Until now, the details regarding why pupils of Chankhanga Primary School in my home town of Kasungu went on rampage and descended on the Municipal Council offices to break property remain sketchy.
All we know is that someone at the municipal council has committed a mortal sin of selling their football ground to unnamed business people in the municipality.
Without condoning the damage the pupils inflicted on the municipality’s property, that someone should have known better than be told that sporting facilities, including a football ground, have always been part of the DNA of our schools in this country, is a foregone conclusion.
But this is what our country has become. The administration of land by Ministry of Lands, city or municipal councils as well as any other landlords is very chaotic and always suspicious.
Common sense is no longer common and we live in a country of surprises.
But while we, the old generation, are too busy or too afraid to take action against glaring suspicious behaviour by our leaders, the children are a different ball game altogether.
They have consistently shown that they will not tolerate the nonsense that we seem too happy to live with.
Was it not only last year when teachers in the country went on strike because the DPP administration was playing games of brinkmanship with their leave grants?
The children of Malawi knew that they were the proverbial grass in this fight of elephants, but the difference is; they refused to be trumped upon.
They came out on the streets, roads and attracted attention to themselves by wrongly stoning vehicles of innocent citizens who were not part of those at Capital Hill who were busy frustrating their teachers.
The beauty of children is that they have nothing to lose. They are not encumbered by the legalese minefield that we the adults must go through before we make our minds known to our leaders who are creating problems for the country.
The children will not bother to go and look for permission from Police or city councils to hold a demonstration and stop any nonsense from the adults that should behave like adults.
When they feel that their rights are violated, the children of Malawi have no time for government operatives to launch a propaganda blitz in the media just to stop them from expressing themselves.
Should this not be the Malawi that we should all aspire to have if we are going to make progress as a nation?
Why, for example, in this day and age, a constitutionally guaranteed right that citizens should peacefully demonstrate be a subject of endless debate between those intending to do it and government operatives?
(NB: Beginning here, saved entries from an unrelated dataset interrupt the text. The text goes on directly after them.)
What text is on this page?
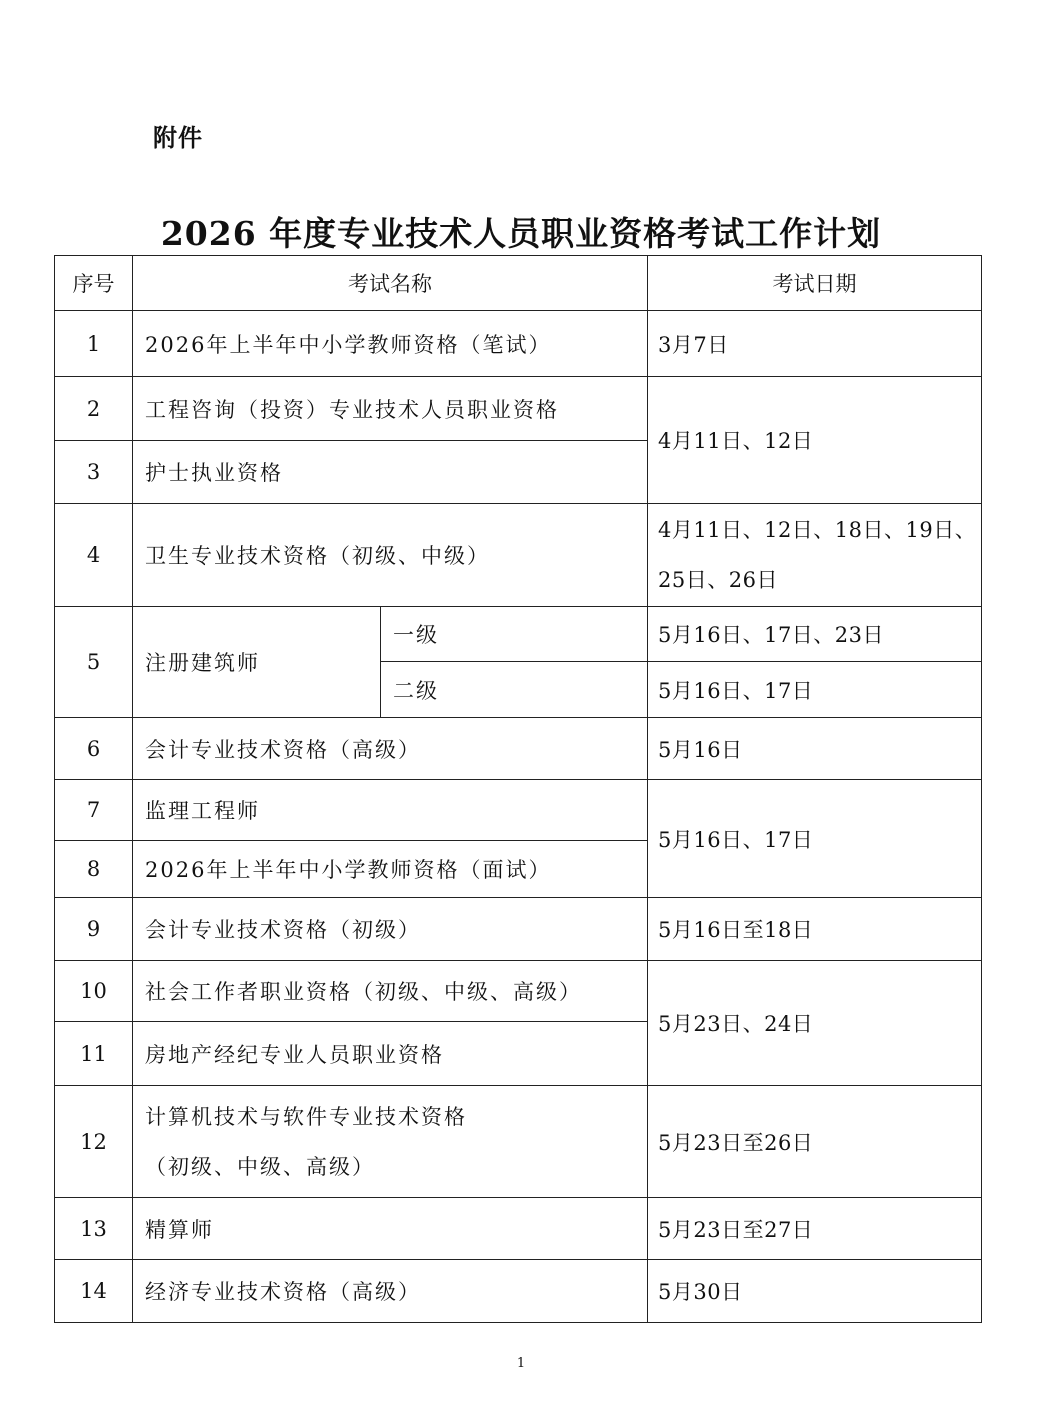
附件
2026 年度专业技术人员职业资格考试工作计划
序号	考试名称		考试日期
1	2026年上半年中小学教师资格（笔试）		3月7日
2	工程咨询（投资）专业技术人员职业资格		4月11日、12日
3	护士执业资格		
4	卫生专业技术资格（初级、中级）		4月11日、12日、18日、19日、
25日、26日

5	注册建筑师	一级	5月16日、17日、23日
		二级	5月16日、17日
6	会计专业技术资格（高级）		5月16日
7	监理工程师		5月16日、17日
8	2026年上半年中小学教师资格（面试）		
9	会计专业技术资格（初级）		5月16日至18日
10	社会工作者职业资格（初级、中级、高级）		5月23日、24日
11	房地产经纪专业人员职业资格		
12	计算机技术与软件专业技术资格
（初级、中级、高级）		5月23日至26日
13	精算师		5月23日至27日
14	经济专业技术资格（高级）		5月30日
1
Why should a government in a 21st century Malawi be nervous every time citizens decide to express displeasure at poor governance and maladministration through demonstrations?
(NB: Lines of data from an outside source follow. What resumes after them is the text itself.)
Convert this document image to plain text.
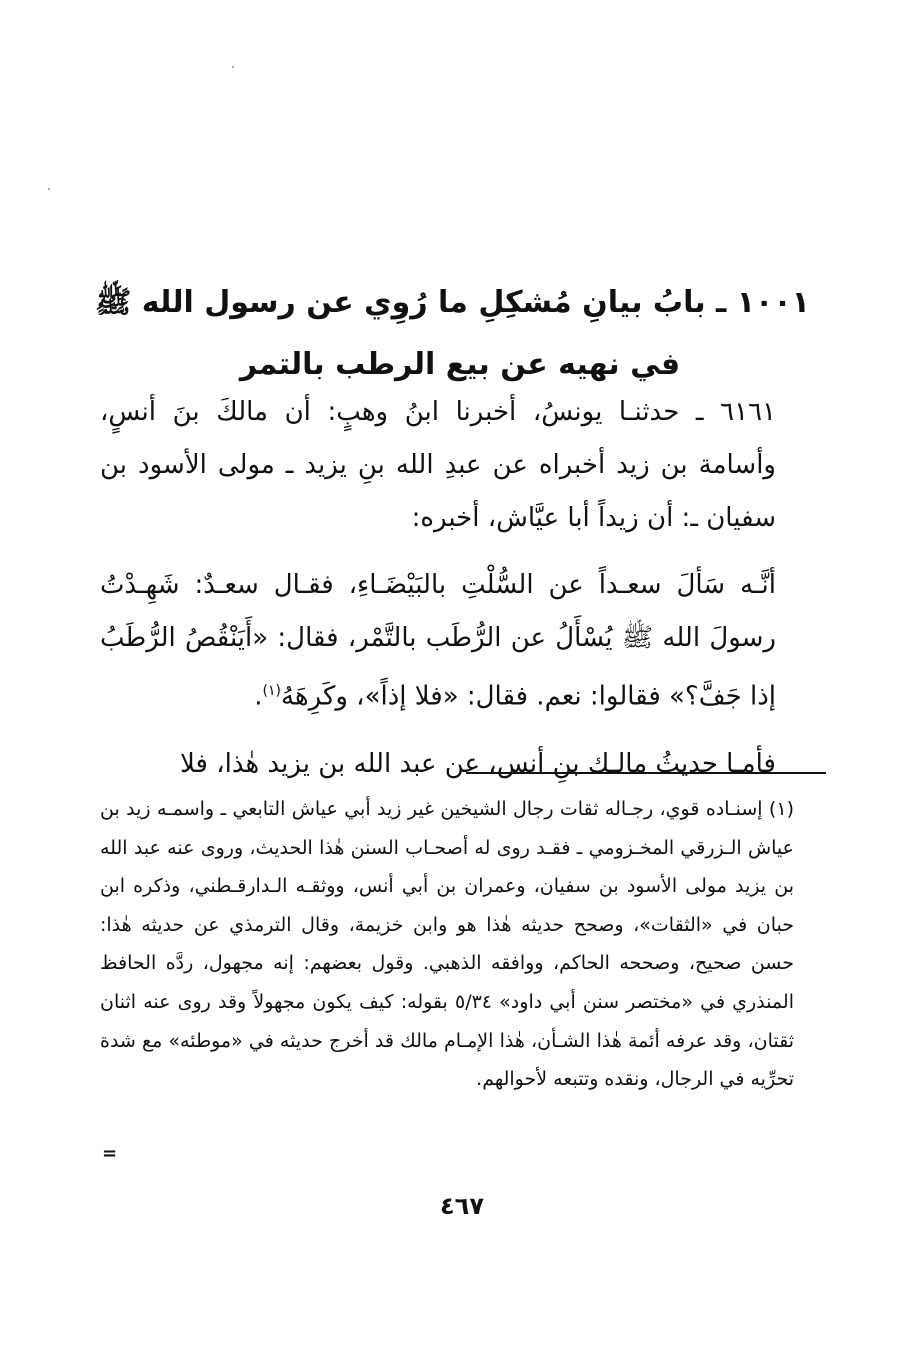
١٠٠١ ـ بابُ بيانِ مُشكِلِ ما رُوِي عن رسول الله ﷺ
في نهيه عن بيع الرطب بالتمر

٦١٦١ ـ حدثنـا يونسُ، أخبرنا ابنُ وهبٍ: أن مالكَ بنَ أنسٍ، وأسامة بن زيد أخبراه عن عبدِ الله بنِ يزيد ـ مولى الأسود بن سفيان ـ: أن زيداً أبا عيَّاش، أخبره:

أنَّـه سَألَ سعـداً عن السُّلْتِ بالبَيْضَـاءِ، فقـال سعـدٌ: شَهِـدْتُ رسولَ الله ﷺ يُسْأَلُ عن الرُّطَب بالتَّمْر، فقال: «أَيَنْقُصُ الرُّطَبُ إذا جَفَّ؟» فقالوا: نعم. فقال: «فلا إذاً»، وكَرِهَهُ$^{(١)}$.

فأمـا حديثُ مالـك بنِ أنس، عن عبد الله بن يزيد هٰذا، فلا

(١) إسنـاده قوي، رجـاله ثقات رجال الشيخين غير زيد أبي عياش التابعي ـ واسمـه زيد بن عياش الـزرقي المخـزومي ـ فقـد روى له أصحـاب السنن هٰذا الحديث، وروى عنه عبد الله بن يزيد مولى الأسود بن سفيان، وعمران بن أبي أنس، ووثقـه الـدارقـطني، وذكره ابن حبان في «الثقات»، وصحح حديثه هٰذا هو وابن خزيمة، وقال الترمذي عن حديثه هٰذا: حسن صحيح، وصححه الحاكم، ووافقه الذهبي. وقول بعضهم: إنه مجهول، ردَّه الحافظ المنذري في «مختصر سنن أبي داود» ٥/٣٤ بقوله: كيف يكون مجهولاً وقد روى عنه اثنان ثقتان، وقد عرفه أئمة هٰذا الشـأن، هٰذا الإمـام مالك قد أخرج حديثه في «موطئه» مع شدة تحرِّيه في الرجال، ونقده وتتبعه لأحوالهم.

=
٤٦٧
Until when shall citizens be limited to enjoy this right that they are entitled to?
So many things are going wrong in this land and there is nothing happening that comes near anything to being extraordinary.
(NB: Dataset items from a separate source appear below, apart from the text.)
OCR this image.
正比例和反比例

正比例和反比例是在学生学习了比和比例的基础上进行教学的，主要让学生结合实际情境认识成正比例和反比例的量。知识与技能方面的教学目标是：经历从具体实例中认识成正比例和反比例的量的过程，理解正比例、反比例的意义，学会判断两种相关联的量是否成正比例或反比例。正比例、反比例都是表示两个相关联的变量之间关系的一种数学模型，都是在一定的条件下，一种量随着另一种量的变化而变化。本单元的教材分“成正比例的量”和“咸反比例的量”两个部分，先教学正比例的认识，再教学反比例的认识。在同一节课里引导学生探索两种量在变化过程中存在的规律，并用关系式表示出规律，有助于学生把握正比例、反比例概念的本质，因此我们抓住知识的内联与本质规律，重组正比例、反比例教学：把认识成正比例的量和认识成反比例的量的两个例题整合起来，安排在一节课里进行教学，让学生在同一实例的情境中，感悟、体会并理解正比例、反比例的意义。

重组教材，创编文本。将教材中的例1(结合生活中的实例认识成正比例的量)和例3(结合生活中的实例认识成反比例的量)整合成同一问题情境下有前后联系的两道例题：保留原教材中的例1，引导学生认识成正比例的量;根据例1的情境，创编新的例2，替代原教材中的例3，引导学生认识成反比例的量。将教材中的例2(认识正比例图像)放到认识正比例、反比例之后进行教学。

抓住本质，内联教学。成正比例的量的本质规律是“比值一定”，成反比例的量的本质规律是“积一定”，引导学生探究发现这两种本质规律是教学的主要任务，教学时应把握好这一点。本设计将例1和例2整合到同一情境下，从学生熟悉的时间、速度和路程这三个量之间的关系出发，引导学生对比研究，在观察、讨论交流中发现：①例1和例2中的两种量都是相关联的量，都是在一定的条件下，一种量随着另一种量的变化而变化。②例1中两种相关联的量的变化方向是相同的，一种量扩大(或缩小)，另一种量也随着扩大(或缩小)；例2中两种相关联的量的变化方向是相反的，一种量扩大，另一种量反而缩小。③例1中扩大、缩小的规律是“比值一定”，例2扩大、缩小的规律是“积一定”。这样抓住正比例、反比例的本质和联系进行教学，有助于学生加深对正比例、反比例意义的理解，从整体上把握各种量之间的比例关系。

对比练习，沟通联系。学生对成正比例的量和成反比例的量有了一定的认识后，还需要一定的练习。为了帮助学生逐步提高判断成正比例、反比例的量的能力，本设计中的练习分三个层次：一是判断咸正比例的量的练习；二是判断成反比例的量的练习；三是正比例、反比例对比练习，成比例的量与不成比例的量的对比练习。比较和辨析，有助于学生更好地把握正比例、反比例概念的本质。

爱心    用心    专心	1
But our leaders want to cheat the poor illiterate masses that something is happening in form of a revolution although they do not say where exactly this is taking place.
There is blatant carelessness and sometimes outright crookedness in the way government runs the affairs of the state.
The K4 billion scandal, in which ministries of Local Government and Finance, wanted to discriminately share the money among 86 MPs that supported the DPP government’s stand against the electoral bills in Parliament in December last year is a typical example of crookedness in the corridors of power.
The money government was to use was taxpayers’ and that is not the way to appropriate it.
There was nothing of an emergency nature that could have necessitated it, especially in view of the fact that there are other modes of funding rural development in the name of Local Development Fund (LDF) and Constituency Development Fund (CDF).
The idea was merely to reward political expediency but using taxpayers’ money.
This was wrong and citizens of this country have a right to make a pronouncement on it, whether through demonstrations or otherwise.
What any responsible government would do in such a case is to come out clean by punishing those who were conspiring to break the law, using taxpayers’ money.
What we saw, instead, is something different through government holding countless press conferences where nothing of substance was said, not to mention mobilisation of chiefs to do the same bidding.
Who wanted an opinion of a chief on whether what the issues demonstrators were raising made sense to them or not? Is that what Constitution says that chiefs must have a last say on whether Malawians should demonstrate or not?
When shall this circus of gullible chiefs end? Who listens to an opinion of chiefs when everyone knows it is more of their full belly that forces them to speak than the interest of the nation?
But the children of Kasungu showed us the other day they have no time for these shenanigans when someone has stepped on their toes.
Perhaps there is hope for the future for Malawi after all, with this younger generation.